The carrier for transdermal absorbent of the present invention is useful for controlling livestock infectious diseases, particularly when used as a transdermal vaccine. Since the present invention can be applied to new prevention methods and treatment methods for infectious diseases of livestock, it can be used for safer production of livestock products.
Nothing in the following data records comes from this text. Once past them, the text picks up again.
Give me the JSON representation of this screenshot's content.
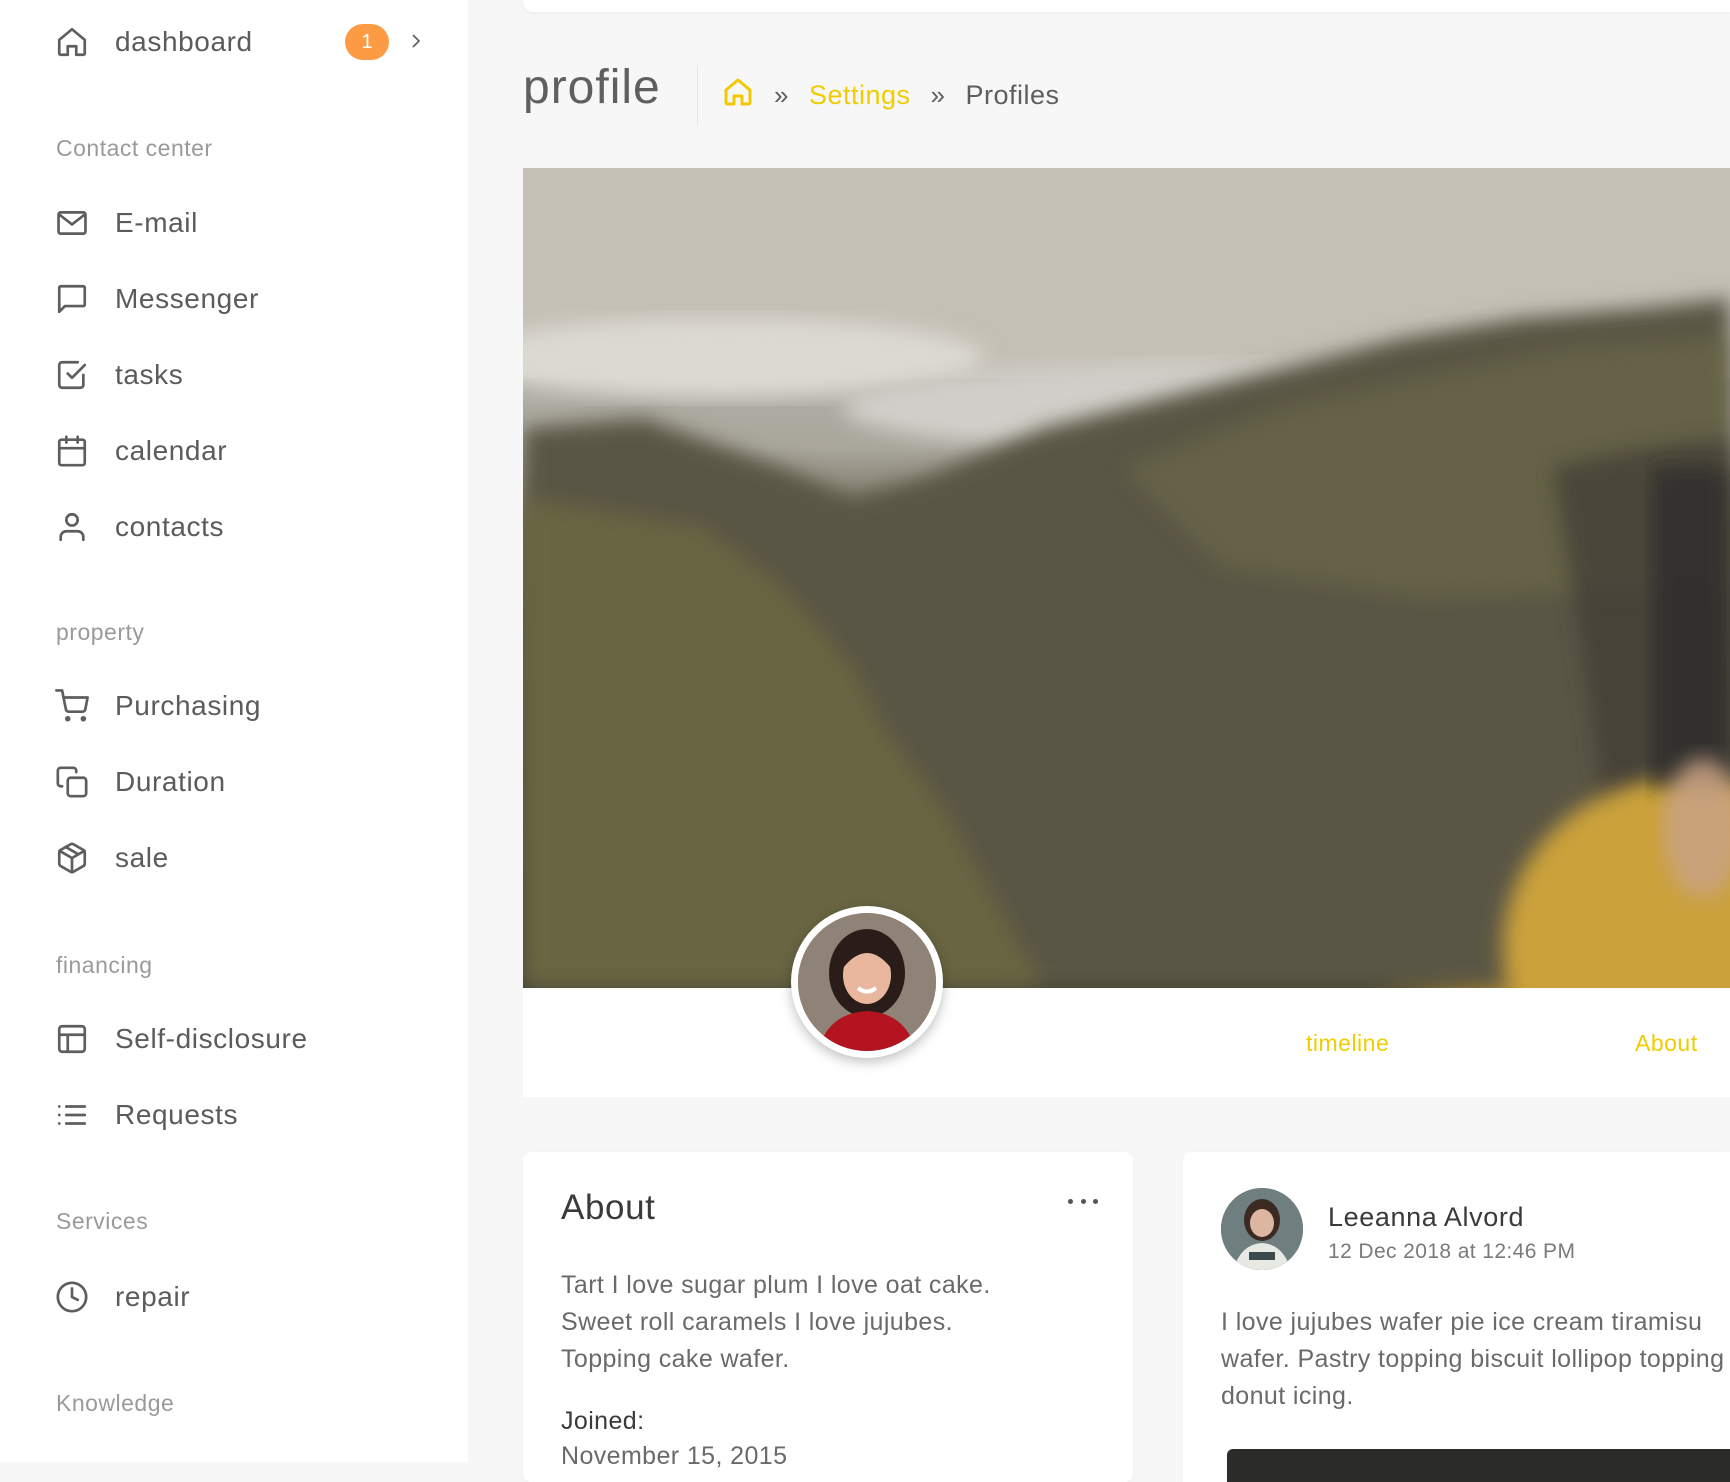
{
  "sidebar": {
    "dashboard": {
      "label": "dashboard",
      "badge": "1"
    },
    "sections": {
      "contact_center": "Contact center",
      "property": "property",
      "financing": "financing",
      "services": "Services",
      "knowledge": "Knowledge"
    },
    "items": {
      "email": "E-mail",
      "messenger": "Messenger",
      "tasks": "tasks",
      "calendar": "calendar",
      "contacts": "contacts",
      "purchasing": "Purchasing",
      "duration": "Duration",
      "sale": "sale",
      "self_disclosure": "Self-disclosure",
      "requests": "Requests",
      "repair": "repair"
    }
  },
  "header": {
    "title": "profile",
    "breadcrumb": {
      "link": "Settings",
      "current": "Profiles",
      "separator": "»"
    }
  },
  "profile_tabs": {
    "timeline": "timeline",
    "about": "About"
  },
  "about_card": {
    "title": "About",
    "lines": [
      "Tart I love sugar plum I love oat cake.",
      "Sweet roll caramels I love jujubes.",
      "Topping cake wafer."
    ],
    "joined_label": "Joined:",
    "joined_value": "November 15, 2015"
  },
  "post_card": {
    "author": "Leeanna Alvord",
    "date": "12 Dec 2018 at 12:46 PM",
    "lines": [
      "I love jujubes wafer pie ice cream tiramisu",
      "wafer. Pastry topping biscuit lollipop topping",
      "donut icing."
    ]
  },
  "colors": {
    "accent": "#f0cc00",
    "badge": "#fd9b44",
    "text": "#5e5e5e"
  },
  "icons": {
    "dashboard": "home-icon",
    "email": "mail-icon",
    "messenger": "message-square-icon",
    "tasks": "check-square-icon",
    "calendar": "calendar-icon",
    "contacts": "user-icon",
    "purchasing": "shopping-cart-icon",
    "duration": "copy-icon",
    "sale": "box-icon",
    "self_disclosure": "layout-icon",
    "requests": "list-icon",
    "repair": "clock-icon"
  }
}
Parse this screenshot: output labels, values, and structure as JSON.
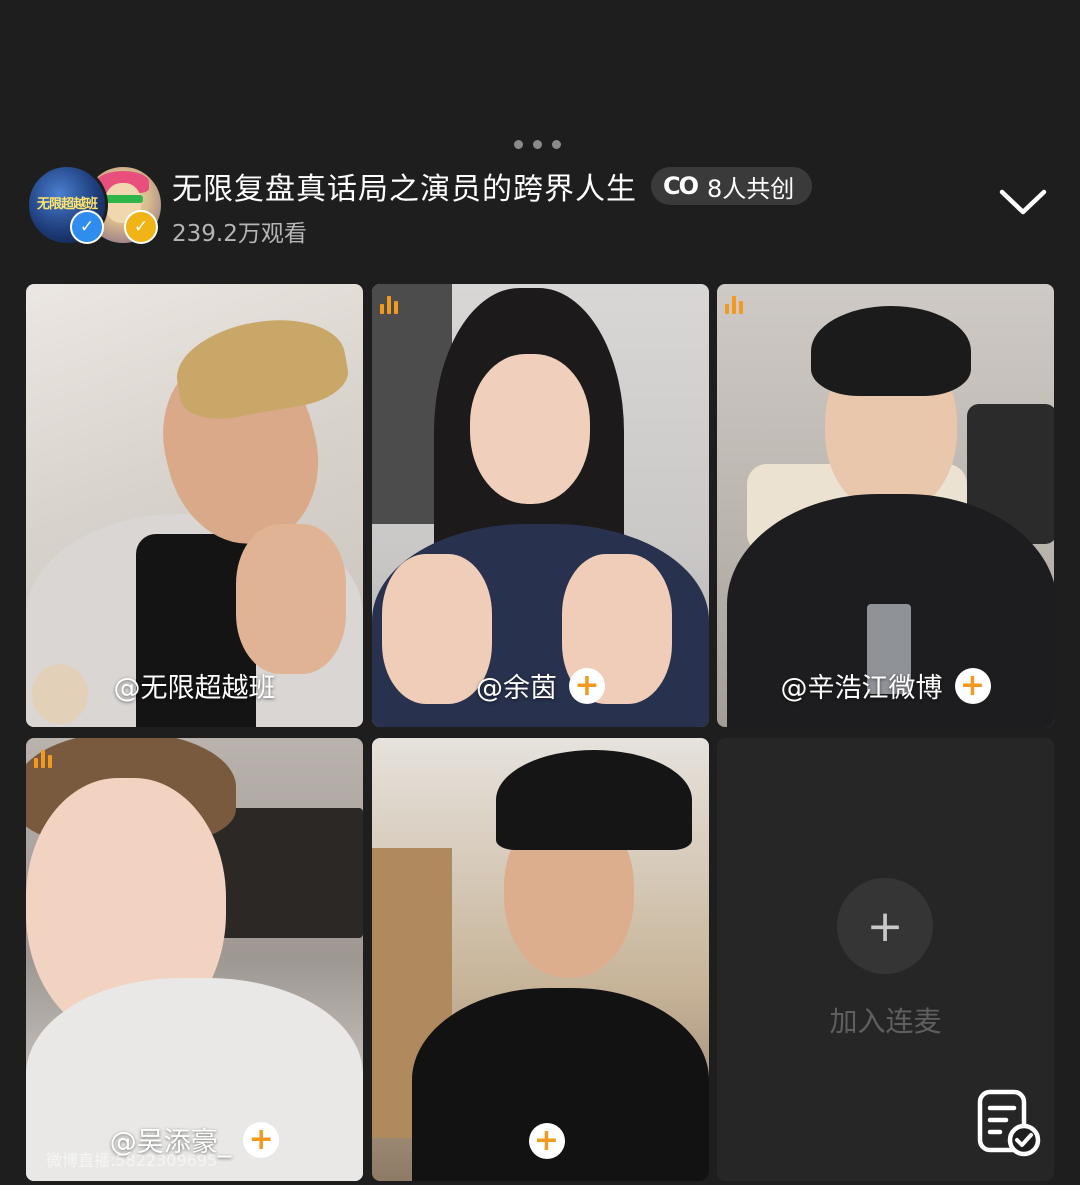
{
  "header": {
    "live_title": "无限复盘真话局之演员的跨界人生",
    "co_badge_icon": "CO",
    "co_badge_label": "8人共创",
    "viewers": "239.2万观看",
    "avatar_logo_text": "无限超越班"
  },
  "tiles": [
    {
      "name": "@无限超越班",
      "has_follow": false,
      "speaking": false
    },
    {
      "name": "@余茵",
      "has_follow": true,
      "speaking": true
    },
    {
      "name": "@辛浩江微博",
      "has_follow": true,
      "speaking": true
    },
    {
      "name": "@吴添豪_",
      "has_follow": true,
      "speaking": true
    },
    {
      "name": "",
      "has_follow": true,
      "speaking": false
    }
  ],
  "join_tile": {
    "icon": "+",
    "label": "加入连麦"
  },
  "follow_glyph": "+",
  "watermark": "微博直播:5822309695",
  "colors": {
    "accent": "#f29a1f",
    "background": "#1e1e1e",
    "verified_blue": "#2f8df0",
    "verified_gold": "#f1b417"
  },
  "icons": [
    "chevron-down-icon",
    "signal-bars-icon",
    "document-check-icon",
    "verified-badge-icon"
  ]
}
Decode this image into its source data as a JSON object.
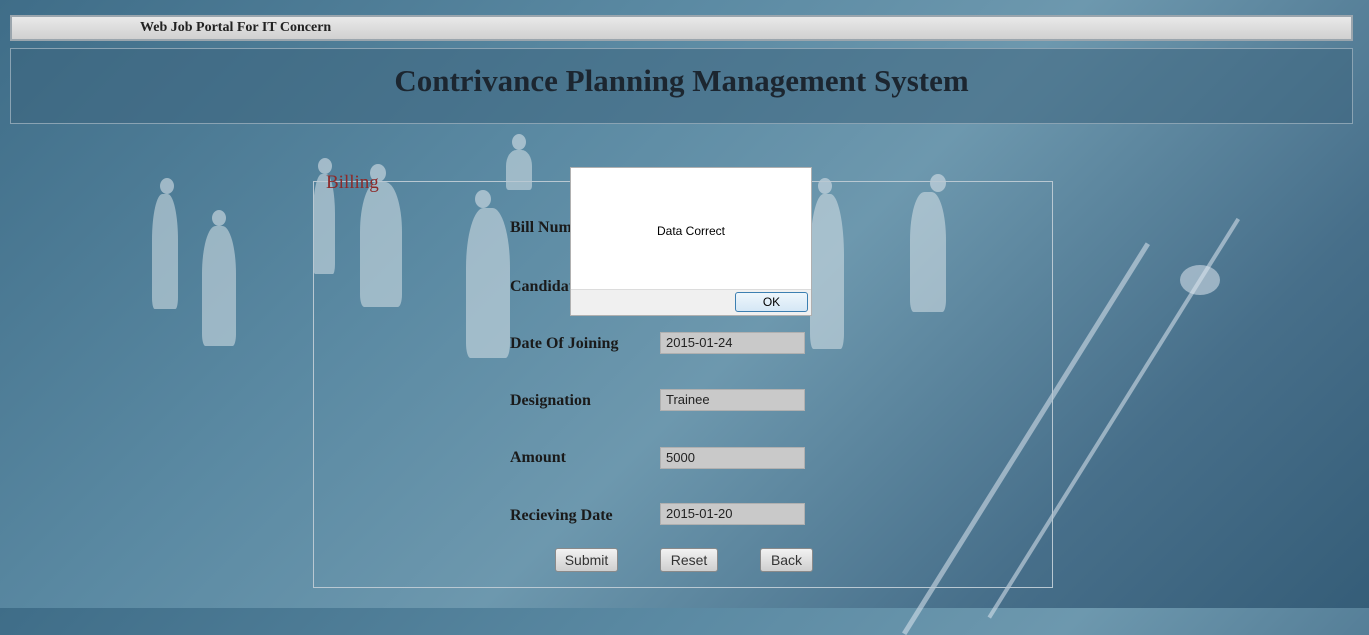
{
  "topbar": {
    "title": "Web Job Portal For IT Concern"
  },
  "header": {
    "title": "Contrivance Planning Management System"
  },
  "form": {
    "legend": "Billing",
    "fields": [
      {
        "label": "Bill Num",
        "value": ""
      },
      {
        "label": "Candidat",
        "value": ""
      },
      {
        "label": "Date Of Joining",
        "value": "2015-01-24"
      },
      {
        "label": "Designation",
        "value": "Trainee"
      },
      {
        "label": "Amount",
        "value": "5000"
      },
      {
        "label": "Recieving Date",
        "value": "2015-01-20"
      }
    ],
    "buttons": {
      "submit": "Submit",
      "reset": "Reset",
      "back": "Back"
    }
  },
  "dialog": {
    "message": "Data Correct",
    "ok_label": "OK"
  }
}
Moreover, the existing injection vaccine can be made into a transdermal vaccine by using the existing vaccine antigen. This indicates the possibility that the transdermal vaccine can be applied in a form that suppresses the development cost of the vaccine.

Claims (9)

A carrier for a transdermal absorbent comprising liposomes that are stable in alcohol. The carrier for a transdermal absorption agent according to claim 1, comprising a liposome having a carboxyfluorescein (CF) release rate of 50% or less when reacted in PBS containing 20% ethanol for 2 hours. The carrier for a percutaneous absorption according to claim 1 or 2, comprising a liposome formed by blending at least 50 mol% of a phospholipid having a phase transition temperature of 50 ° C or higher. Phospholipids are dipalmitoylphosphatidylcholine (DPPC), distearoylphosphatidylcholine (DSPC), dipalmitoylphosphatidylserine (DPPS), hydrogenated egg yolk lecithin (HePC), and polyethylene glycol-stearic acid-conjugated distearoylphosphatidylethanolamine (DSPE-PEG) The carrier for transdermal absorbents comprising the liposome according to any one of claims 1 to 3, wherein the carrier is one or more selected from -SA). The carrier for transdermal absorbents comprising liposomes according to any one of claims 1 to 4, comprising hydrogenated egg yolk lecithin (HePC), cholesterol (Chol), and dipalmitoyl phosphatidylserine (DPPS). The carrier for transdermal absorbents comprising liposomes according to claim 5, wherein the molar ratio of hydrogenated egg yolk lecithin (HePC): cholesterol (Chol) is 1: 1 to 4: 1. Liposomes are distearoylphosphatidylcholine (DSPC) / dipalmitoylphosphatidylserine (DPPS) / cholesterol (Chol) / polyethylene glycol-stearic acid-conjugated distearoylphosphatidylethanolamine (DSPE-PEG-SA), hydrogenated egg yolk lecithin (HePC) / Cholesterol (Chol) / polyethylene glycol-stearic acid-conjugated distearoylphosphatidylethanolamine (DSPE-PEG-SA), hydrogenated egg yolk lecithin (HePC) / dipalmitoylphosphatidylserine (DPPS) / cholesterol (Chol) / polyethylene glycol- Stearic acid-conjugated distearoylphosphatidylethanolamine (DSPE-PEG-SAE), hydrogenated egg yolk lecithin HepC) / dipalmitoyl phosphatidylserine (DPPS) / Cholesterol (Chol) transdermal absorbent carrier is either. The carrier for transdermal absorbent according to any one of claims 1 to 7, wherein the average particle diameter is 0.6 to 1 µm. A transdermal vaccine comprising the carrier for a transdermal absorbent according to any one of claims 1 to 8.